ScotPac’s IT expert, Michael Taylor, provides these 5 top tips all businesses should implement to help protect themselves and their business;

  1. Use Multi-Factor Authentication (MFA) wherever possible. MFA is an electronic authentication method that requires the user to provide two or more verification factors to gain access to a resource such as an application, website or online account. MFA makes it much harder for attackers to steal your information by impersonating you. It’s way more secure than just a password that an attacker can guess.
  1. Use strong passwords, and never re-use passwords between different systems/websites. Even better, use a password manager Passwords provide the first line of defense against unauthorised access to your system and personal information. The stronger your password, the more protected you will be. If an attacker gets your password to one system, they will often use it to guess your password to other systems. A password manager lets you lock all your passwords in a safe location so you don’t need to remember dozens of different passwords.
  1. Always confirm a request to change banking details via a phone call. Attackers will often impersonate companies you owe money to and send fake emails with incorrect banking details. Be wary of phone calls, SMS’ and emails that claim to be from a bank or other institution. Also be alert for payment redirection scams and ensure your customers and other businesses in your network are are applying the same vigilance. Monitor your accounts and check any request to update payment.
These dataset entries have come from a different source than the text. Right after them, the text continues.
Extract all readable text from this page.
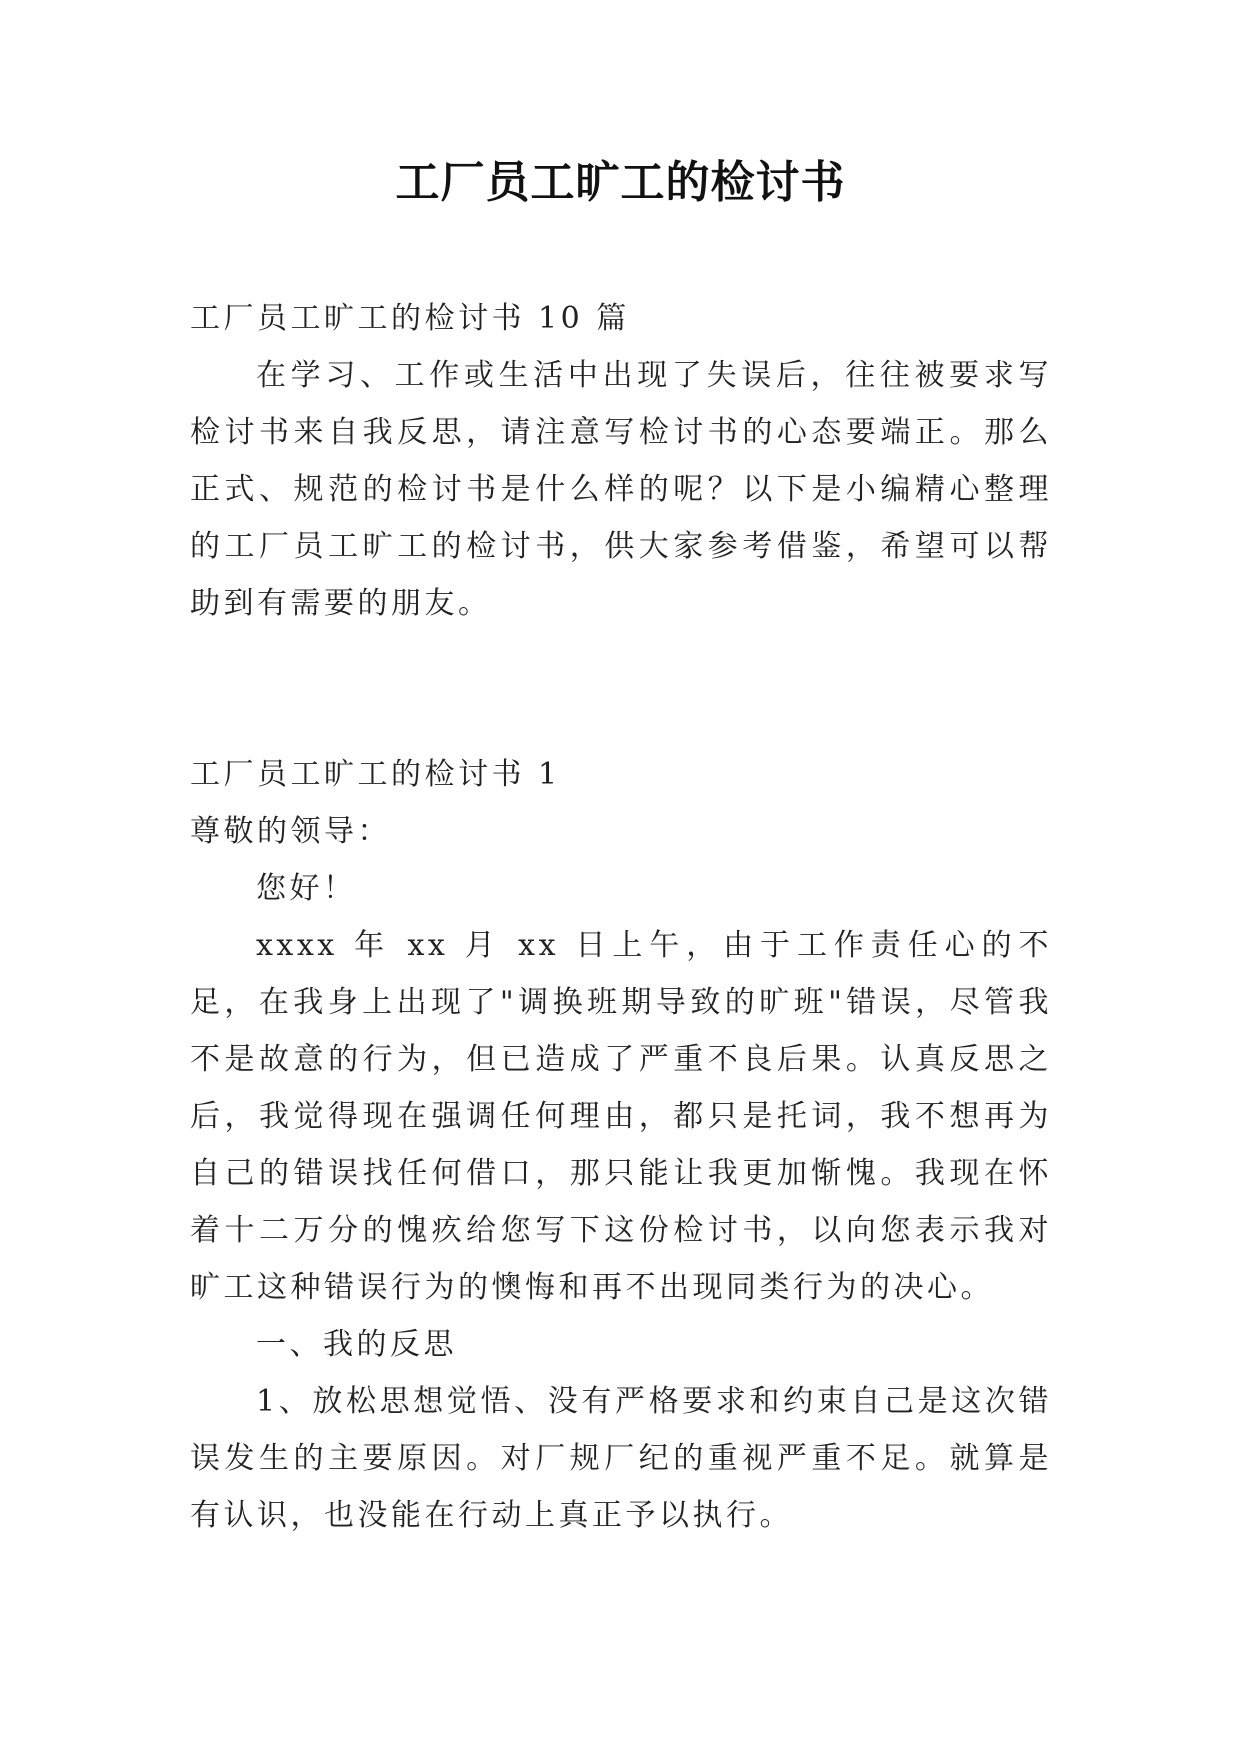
工厂员工旷工的检讨书

工厂员工旷工的检讨书 10 篇

在学习、工作或生活中出现了失误后，往往被要求写检讨书来自我反思，请注意写检讨书的心态要端正。那么正式、规范的检讨书是什么样的呢？以下是小编精心整理的工厂员工旷工的检讨书，供大家参考借鉴，希望可以帮助到有需要的朋友。

工厂员工旷工的检讨书 1

尊敬的领导：

您好！

xxxx 年 xx 月 xx 日上午，由于工作责任心的不足，在我身上出现了"调换班期导致的旷班"错误，尽管我不是故意的行为，但已造成了严重不良后果。认真反思之后，我觉得现在强调任何理由，都只是托词，我不想再为自己的错误找任何借口，那只能让我更加惭愧。我现在怀着十二万分的愧疚给您写下这份检讨书，以向您表示我对旷工这种错误行为的懊悔和再不出现同类行为的决心。

一、我的反思

1、放松思想觉悟、没有严格要求和约束自己是这次错误发生的主要原因。对厂规厂纪的重视严重不足。就算是有认识，也没能在行动上真正予以执行。
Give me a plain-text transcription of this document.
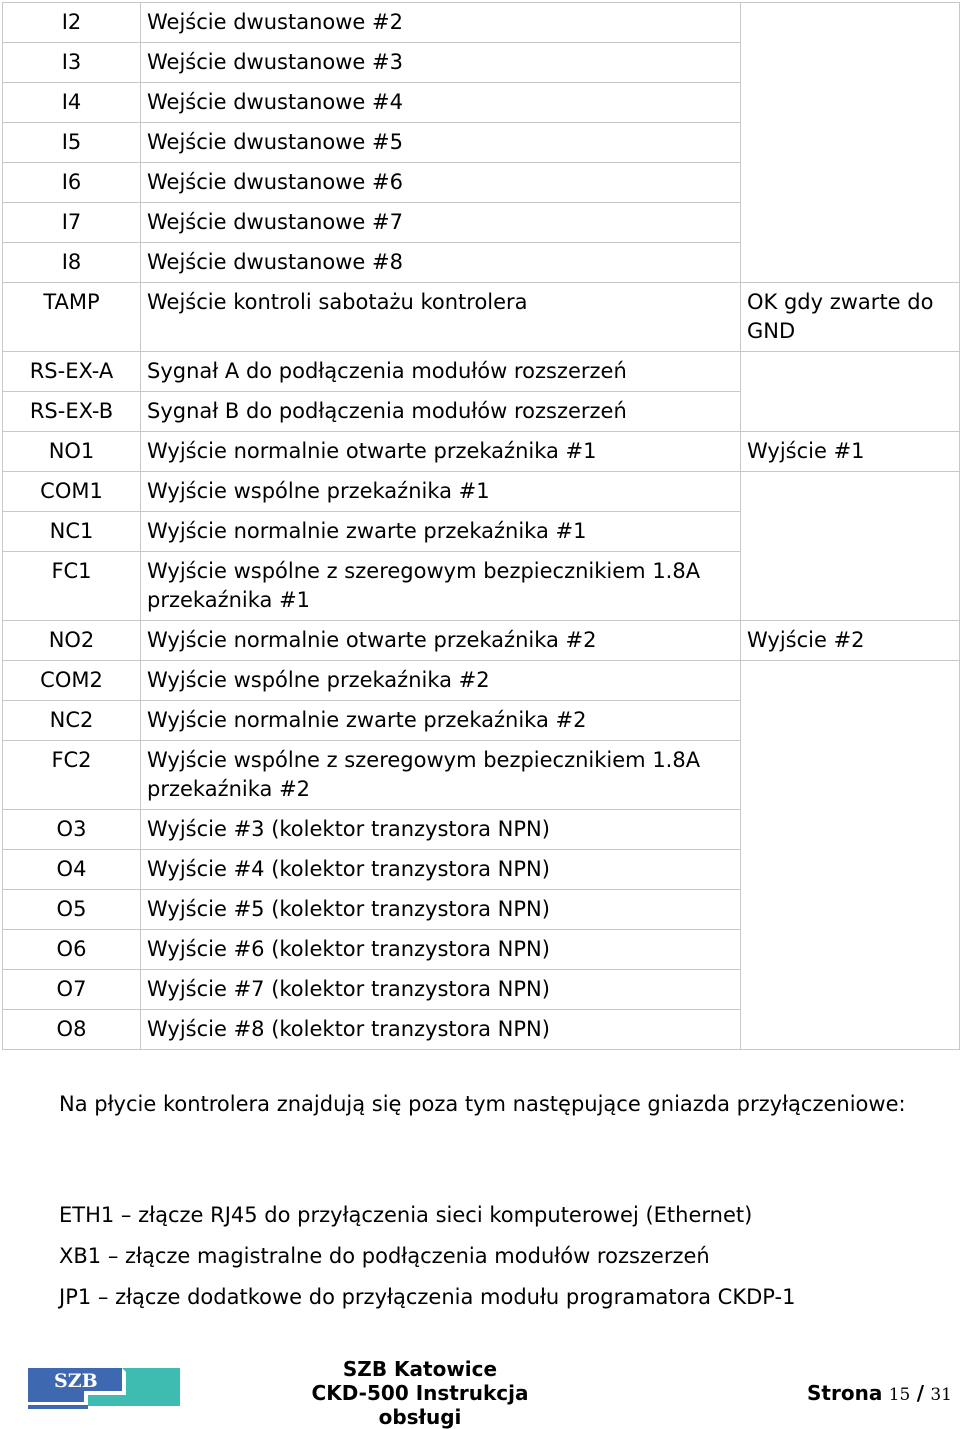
I2	Wejście dwustanowe #2	
I3	Wejście dwustanowe #3	
I4	Wejście dwustanowe #4	
I5	Wejście dwustanowe #5	
I6	Wejście dwustanowe #6	
I7	Wejście dwustanowe #7	
I8	Wejście dwustanowe #8	
TAMP	Wejście kontroli sabotażu kontrolera	OK gdy zwarte do GND
RS-EX-A	Sygnał A do podłączenia modułów rozszerzeń	
RS-EX-B	Sygnał B do podłączenia modułów rozszerzeń	
NO1	Wyjście normalnie otwarte przekaźnika #1	Wyjście #1
COM1	Wyjście wspólne przekaźnika #1	
NC1	Wyjście normalnie zwarte przekaźnika #1	
FC1	Wyjście wspólne z szeregowym bezpiecznikiem 1.8A przekaźnika #1	
NO2	Wyjście normalnie otwarte przekaźnika #2	Wyjście #2
COM2	Wyjście wspólne przekaźnika #2	
NC2	Wyjście normalnie zwarte przekaźnika #2	
FC2	Wyjście wspólne z szeregowym bezpiecznikiem 1.8A przekaźnika #2	
O3	Wyjście #3 (kolektor tranzystora NPN)	
O4	Wyjście #4 (kolektor tranzystora NPN)	
O5	Wyjście #5 (kolektor tranzystora NPN)	
O6	Wyjście #6 (kolektor tranzystora NPN)	
O7	Wyjście #7 (kolektor tranzystora NPN)	
O8	Wyjście #8 (kolektor tranzystora NPN)	

Na płycie kontrolera znajdują się poza tym następujące gniazda przyłączeniowe:

ETH1 – złącze RJ45 do przyłączenia sieci komputerowej (Ethernet)

XB1 – złącze magistralne do podłączenia modułów rozszerzeń

JP1 – złącze dodatkowe do przyłączenia modułu programatora CKDP-1

SZB	SZB Katowice
CKD-500 Instrukcja obsługi
Strona 15 / 31
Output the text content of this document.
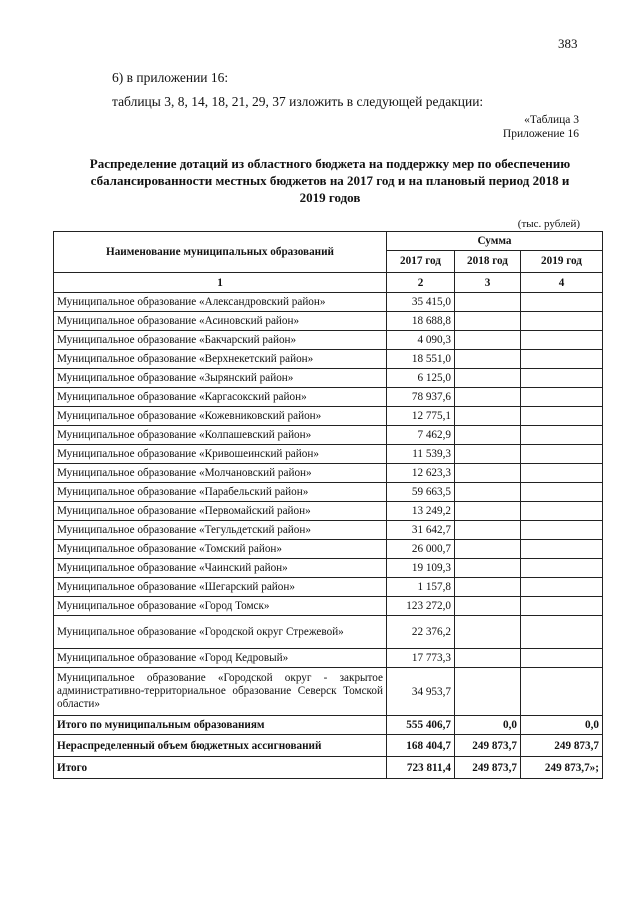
383
6) в приложении 16:
таблицы 3, 8, 14, 18, 21, 29, 37 изложить в следующей редакции:
«Таблица 3
Приложение 16
Распределение дотаций из областного бюджета на поддержку мер по обеспечению сбалансированности местных бюджетов на 2017 год и на плановый период 2018 и 2019 годов
(тыс. рублей)
Наименование муниципальных образований	Сумма		
	2017 год	2018 год	2019 год
1	2	3	4
Муниципальное образование «Александровский район»	35 415,0		
Муниципальное образование «Асиновский район»	18 688,8		
Муниципальное образование «Бакчарский район»	4 090,3		
Муниципальное образование «Верхнекетский район»	18 551,0		
Муниципальное образование «Зырянский район»	6 125,0		
Муниципальное образование «Каргасокский район»	78 937,6		
Муниципальное образование «Кожевниковский район»	12 775,1		
Муниципальное образование «Колпашевский район»	7 462,9		
Муниципальное образование «Кривошеинский район»	11 539,3		
Муниципальное образование «Молчановский район»	12 623,3		
Муниципальное образование «Парабельский район»	59 663,5		
Муниципальное образование «Первомайский район»	13 249,2		
Муниципальное образование «Тегульдетский район»	31 642,7		
Муниципальное образование «Томский район»	26 000,7		
Муниципальное образование «Чаинский район»	19 109,3		
Муниципальное образование «Шегарский район»	1 157,8		
Муниципальное образование «Город Томск»	123 272,0		
Муниципальное образование «Городской округ Стрежевой»	22 376,2		
Муниципальное образование «Город Кедровый»	17 773,3		
Муниципальное образование «Городской округ - закрытое административно-территориальное образование Северск Томской области»	34 953,7		
Итого по муниципальным образованиям	555 406,7	0,0	0,0
Нераспределенный объем бюджетных ассигнований	168 404,7	249 873,7	249 873,7
Итого	723 811,4	249 873,7	249 873,7»;
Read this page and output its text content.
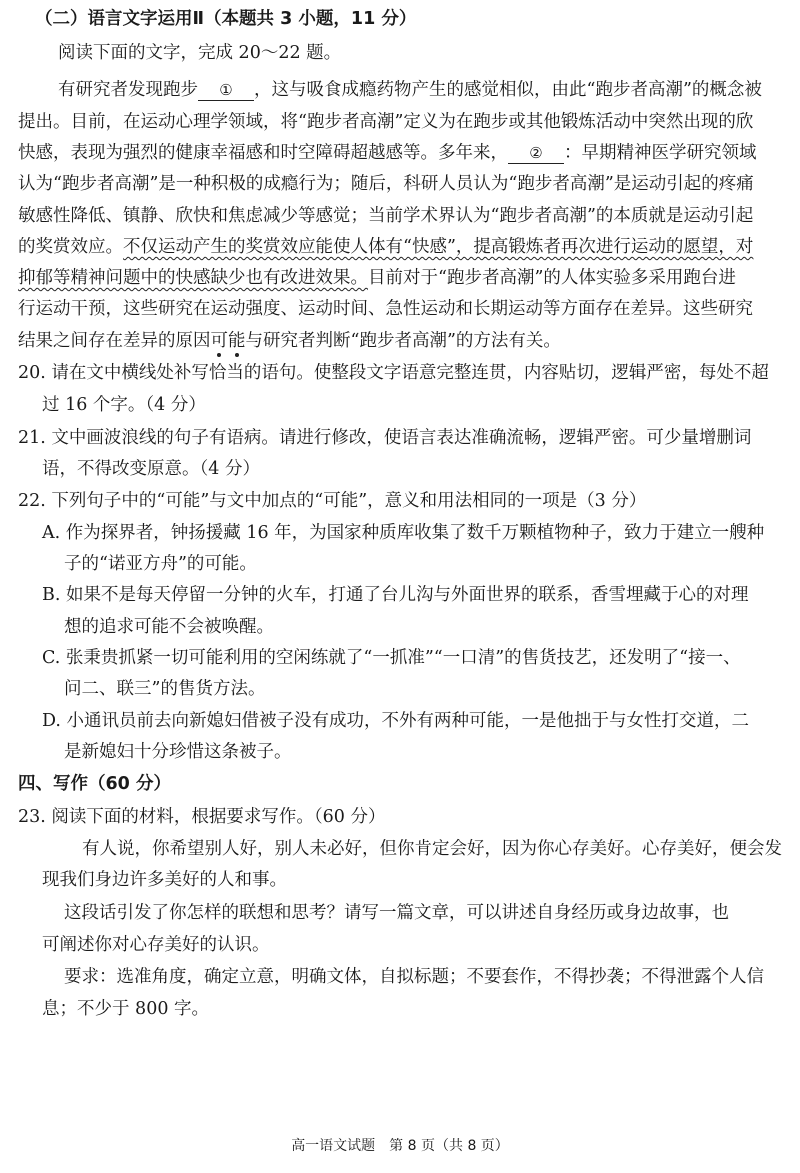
（二）语言文字运用Ⅱ（本题共 3 小题，11 分）
阅读下面的文字，完成 20～22 题。
有研究者发现跑步 ① ，这与吸食成瘾药物产生的感觉相似，由此“跑步者高潮”的概念被
提出。目前，在运动心理学领域，将“跑步者高潮”定义为在跑步或其他锻炼活动中突然出现的欣
快感，表现为强烈的健康幸福感和时空障碍超越感等。多年来， ② ：早期精神医学研究领域
认为“跑步者高潮”是一种积极的成瘾行为；随后，科研人员认为“跑步者高潮”是运动引起的疼痛
敏感性降低、镇静、欣快和焦虑减少等感觉；当前学术界认为“跑步者高潮”的本质就是运动引起
的奖赏效应。不仅运动产生的奖赏效应能使人体有“快感”，提高锻炼者再次进行运动的愿望，对
抑郁等精神问题中的快感缺少也有改进效果。目前对于“跑步者高潮”的人体实验多采用跑台进
行运动干预，这些研究在运动强度、运动时间、急性运动和长期运动等方面存在差异。这些研究
结果之间存在差异的原因可能与研究者判断“跑步者高潮”的方法有关。
20. 请在文中横线处补写恰当的语句。使整段文字语意完整连贯，内容贴切，逻辑严密，每处不超
过 16 个字。（4 分）
21. 文中画波浪线的句子有语病。请进行修改，使语言表达准确流畅，逻辑严密。可少量增删词
语，不得改变原意。（4 分）
22. 下列句子中的“可能”与文中加点的“可能”，意义和用法相同的一项是（3 分）
A. 作为探界者，钟扬援藏 16 年，为国家种质库收集了数千万颗植物种子，致力于建立一艘种
子的“诺亚方舟”的可能。
B. 如果不是每天停留一分钟的火车，打通了台儿沟与外面世界的联系，香雪埋藏于心的对理
想的追求可能不会被唤醒。
C. 张秉贵抓紧一切可能利用的空闲练就了“一抓准”“一口清”的售货技艺，还发明了“接一、
问二、联三”的售货方法。
D. 小通讯员前去向新媳妇借被子没有成功，不外有两种可能，一是他拙于与女性打交道，二
是新媳妇十分珍惜这条被子。
四、写作（60 分）
23. 阅读下面的材料，根据要求写作。（60 分）
有人说，你希望别人好，别人未必好，但你肯定会好，因为你心存美好。心存美好，便会发
现我们身边许多美好的人和事。
这段话引发了你怎样的联想和思考？请写一篇文章，可以讲述自身经历或身边故事，也
可阐述你对心存美好的认识。
要求：选准角度，确定立意，明确文体，自拟标题；不要套作，不得抄袭；不得泄露个人信
息；不少于 800 字。
高一语文试题　第 8 页（共 8 页）
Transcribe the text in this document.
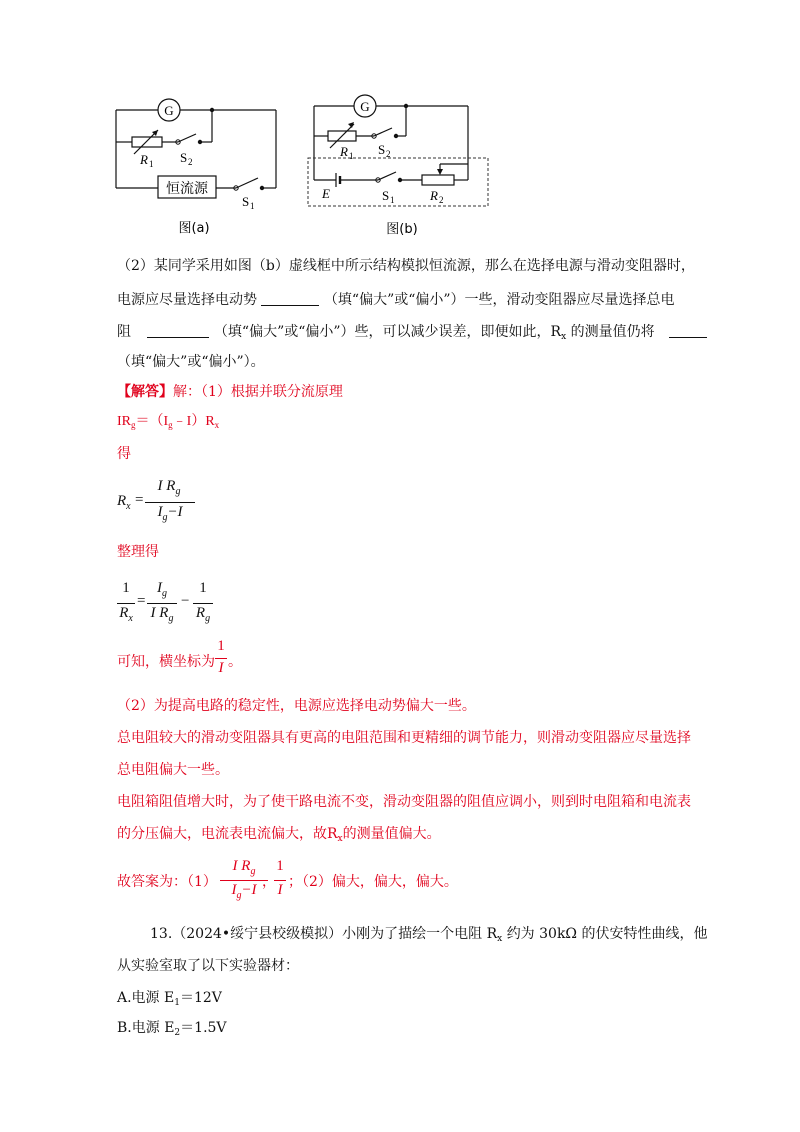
G
R 1 S 2
恒流源
S 1
图(a)
G
R 1 S 2
E	S 1	R 2
图(b)
（2）某同学采用如图（b）虚线框中所示结构模拟恒流源，那么在选择电源与滑动变阻器时，
电源应尽量选择电动势	（填“偏大”或“偏小”）一些，滑动变阻器应尽量选择总电
阻	（填“偏大”或“偏小”）些，可以减少误差，即便如此，$R_x$ 的测量值仍将
（填“偏大”或“偏小”）。
【解答】解：（1）根据并联分流原理
$IR_g=(I_g﹣I)R_x$
得
$R_x$ =
I $R_g$
$I_g-I$
整理得
1
$R_x$
=
$I_g$
I $R_g$
−
1
$R_g$
可知，横坐标为
1
I 。
（2）为提高电路的稳定性，电源应选择电动势偏大一些。
总电阻较大的滑动变阻器具有更高的电阻范围和更精细的调节能力，则滑动变阻器应尽量选择
总电阻偏大一些。
电阻箱阻值增大时，为了使干路电流不变，滑动变阻器的阻值应调小，则到时电阻箱和电流表
的分压偏大，电流表电流偏大，故$R_x$的测量值偏大。
故答案为：（1）
I $R_g$
$I_g-I$ ，
1
I ；（2）偏大，偏大，偏大。
13.（2024•绥宁县校级模拟）小刚为了描绘一个电阻 $R_x$ 约为 30kΩ 的伏安特性曲线，他
从实验室取了以下实验器材：
A.电源 $E_1=12V$
B.电源 $E_2=1.5V$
  1. Never open attachments or link in emails unless you know the sender and are expecting the email. About 80% of successful security attacks start with a phishing email. Never assume that an email from a known sender is safe; their emails may have been compromised by an attacker.
  1. Ensure ALL your staff are aware of all of the above. It only takes one click on a phishing email or one poor password to allow an attacker into your systems where they can steal information and money or hold your data to ransom. An educated workforce is your best defence against cyber attacks.

You can also find useful information and guides at the National Cyber Security Centre (NCSC) website.
CERT can also help keep you informed of current scams and statistics.